Une baisse des naissances confirmée
Même si l’on constate un rattrapage des naissances en mai, le nombre de veaux manquant sur l’année risque néanmoins d’être significatif avec 270 000 veaux sur les 5 premiers mois de l’année sot -12% par rapport à 2008.

VEAUX DE BOUCHERIE, réduction des cours

Les abattages de veaux de boucherie de moins de 8 mois sont repartis à la hausse. Les volumes sont en légère baisse en lien à la diminution des poids de carcasse (-1,2%).
La consommation suit la baisse déjà engagée.
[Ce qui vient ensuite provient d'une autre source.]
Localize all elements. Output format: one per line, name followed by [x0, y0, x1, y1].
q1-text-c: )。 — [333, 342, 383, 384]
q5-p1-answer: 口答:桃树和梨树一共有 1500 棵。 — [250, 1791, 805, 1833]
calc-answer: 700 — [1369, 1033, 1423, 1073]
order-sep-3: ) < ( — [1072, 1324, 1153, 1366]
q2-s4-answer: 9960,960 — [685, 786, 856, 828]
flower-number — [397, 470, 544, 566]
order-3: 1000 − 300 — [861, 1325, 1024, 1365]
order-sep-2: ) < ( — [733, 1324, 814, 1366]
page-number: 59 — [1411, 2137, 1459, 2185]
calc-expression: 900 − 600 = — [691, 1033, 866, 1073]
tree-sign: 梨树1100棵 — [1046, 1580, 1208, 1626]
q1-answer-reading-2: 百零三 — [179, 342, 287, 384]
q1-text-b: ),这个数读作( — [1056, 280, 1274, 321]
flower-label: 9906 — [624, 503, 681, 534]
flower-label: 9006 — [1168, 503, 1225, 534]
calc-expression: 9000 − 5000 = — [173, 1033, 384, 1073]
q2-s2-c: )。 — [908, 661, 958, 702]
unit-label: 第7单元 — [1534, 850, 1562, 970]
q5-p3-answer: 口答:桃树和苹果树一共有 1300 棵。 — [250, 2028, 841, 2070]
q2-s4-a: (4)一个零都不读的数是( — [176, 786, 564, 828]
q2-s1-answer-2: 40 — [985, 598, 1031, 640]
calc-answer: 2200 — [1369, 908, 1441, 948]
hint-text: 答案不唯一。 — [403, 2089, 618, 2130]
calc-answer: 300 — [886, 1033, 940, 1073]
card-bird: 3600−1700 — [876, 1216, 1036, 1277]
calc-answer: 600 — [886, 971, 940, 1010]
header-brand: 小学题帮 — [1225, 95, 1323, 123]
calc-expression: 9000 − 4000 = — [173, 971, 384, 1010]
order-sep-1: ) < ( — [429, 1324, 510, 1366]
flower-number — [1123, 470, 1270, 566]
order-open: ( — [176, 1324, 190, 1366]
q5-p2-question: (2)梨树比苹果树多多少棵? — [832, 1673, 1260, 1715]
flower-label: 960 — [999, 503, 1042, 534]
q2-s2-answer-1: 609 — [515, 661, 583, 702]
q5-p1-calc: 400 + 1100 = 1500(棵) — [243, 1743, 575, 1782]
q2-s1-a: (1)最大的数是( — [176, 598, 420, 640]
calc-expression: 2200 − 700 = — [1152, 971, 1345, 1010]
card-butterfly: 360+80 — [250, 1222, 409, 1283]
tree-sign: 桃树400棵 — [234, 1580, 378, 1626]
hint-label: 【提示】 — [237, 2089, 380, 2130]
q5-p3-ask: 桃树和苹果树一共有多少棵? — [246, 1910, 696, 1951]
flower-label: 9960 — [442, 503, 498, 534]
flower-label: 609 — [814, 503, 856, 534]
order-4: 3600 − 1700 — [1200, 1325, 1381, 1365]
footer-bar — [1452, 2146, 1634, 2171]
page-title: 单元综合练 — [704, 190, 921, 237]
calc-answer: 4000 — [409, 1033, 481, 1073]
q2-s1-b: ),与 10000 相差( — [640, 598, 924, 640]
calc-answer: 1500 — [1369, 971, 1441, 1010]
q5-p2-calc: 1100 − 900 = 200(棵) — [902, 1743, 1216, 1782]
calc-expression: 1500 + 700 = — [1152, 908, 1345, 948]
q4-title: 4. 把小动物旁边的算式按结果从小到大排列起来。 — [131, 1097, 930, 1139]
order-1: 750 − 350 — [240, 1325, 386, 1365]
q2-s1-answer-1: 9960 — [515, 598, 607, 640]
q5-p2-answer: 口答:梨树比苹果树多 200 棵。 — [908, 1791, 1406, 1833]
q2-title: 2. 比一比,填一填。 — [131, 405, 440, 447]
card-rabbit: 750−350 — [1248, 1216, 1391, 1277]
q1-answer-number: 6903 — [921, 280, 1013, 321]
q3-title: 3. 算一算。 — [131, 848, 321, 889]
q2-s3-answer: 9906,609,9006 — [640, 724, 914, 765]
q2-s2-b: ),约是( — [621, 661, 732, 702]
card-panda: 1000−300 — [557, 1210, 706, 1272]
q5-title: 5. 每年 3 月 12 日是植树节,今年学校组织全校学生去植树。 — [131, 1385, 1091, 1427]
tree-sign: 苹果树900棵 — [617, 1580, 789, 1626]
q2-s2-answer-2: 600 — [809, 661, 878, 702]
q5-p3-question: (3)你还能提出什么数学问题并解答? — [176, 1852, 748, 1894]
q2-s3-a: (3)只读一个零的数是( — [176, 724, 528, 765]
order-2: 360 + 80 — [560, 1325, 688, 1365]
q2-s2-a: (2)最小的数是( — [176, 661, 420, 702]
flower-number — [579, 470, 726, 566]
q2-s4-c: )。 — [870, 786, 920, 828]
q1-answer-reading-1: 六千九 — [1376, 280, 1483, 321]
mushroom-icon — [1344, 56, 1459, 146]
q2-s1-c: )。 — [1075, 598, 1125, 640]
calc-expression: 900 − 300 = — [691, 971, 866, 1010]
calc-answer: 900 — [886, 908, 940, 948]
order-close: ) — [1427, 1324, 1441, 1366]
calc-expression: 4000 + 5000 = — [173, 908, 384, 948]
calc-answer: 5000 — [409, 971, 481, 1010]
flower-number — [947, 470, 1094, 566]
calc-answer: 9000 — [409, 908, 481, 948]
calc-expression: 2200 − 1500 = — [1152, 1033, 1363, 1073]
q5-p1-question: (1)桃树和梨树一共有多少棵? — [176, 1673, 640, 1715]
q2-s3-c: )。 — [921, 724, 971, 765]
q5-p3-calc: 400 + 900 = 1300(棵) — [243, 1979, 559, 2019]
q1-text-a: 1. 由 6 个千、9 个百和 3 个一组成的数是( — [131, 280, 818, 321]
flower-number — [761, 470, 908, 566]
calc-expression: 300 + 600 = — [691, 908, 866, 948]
Malgré une demande en baisse, le cours du veau de boucherie reste stable.
Au Pays-Bas, les abattages montrent un certain ralentissement après des chiffres élevés en mai. Les cours sur le marché européens sont assez stables avec une légère augmentation en Belgique et une stabilisation au Pays-Bas et en Italie.

VEAUX DE 8 JOURS, un net ralentissement de la hausse

La baisse des naissances du troupeau laitier et des croisés se confirme. Depuis janvier les importations comme les exportations de petits veaux se réduisent par rapport à 2008, et la différence entre les importations (-8400 têtes) et les exportations (-12600 têtes) ne laisse qu’un faible solde positif.
La faible demande des intégrateurs pèse sur les prix, avec un ralentissement de la hausse des cours restant toutefois bien supérieurs aux cours de 2008 (+12%) et 2007 (+19%).
En Europe, les cours ne sont plus orientés à la hausse depuis juin.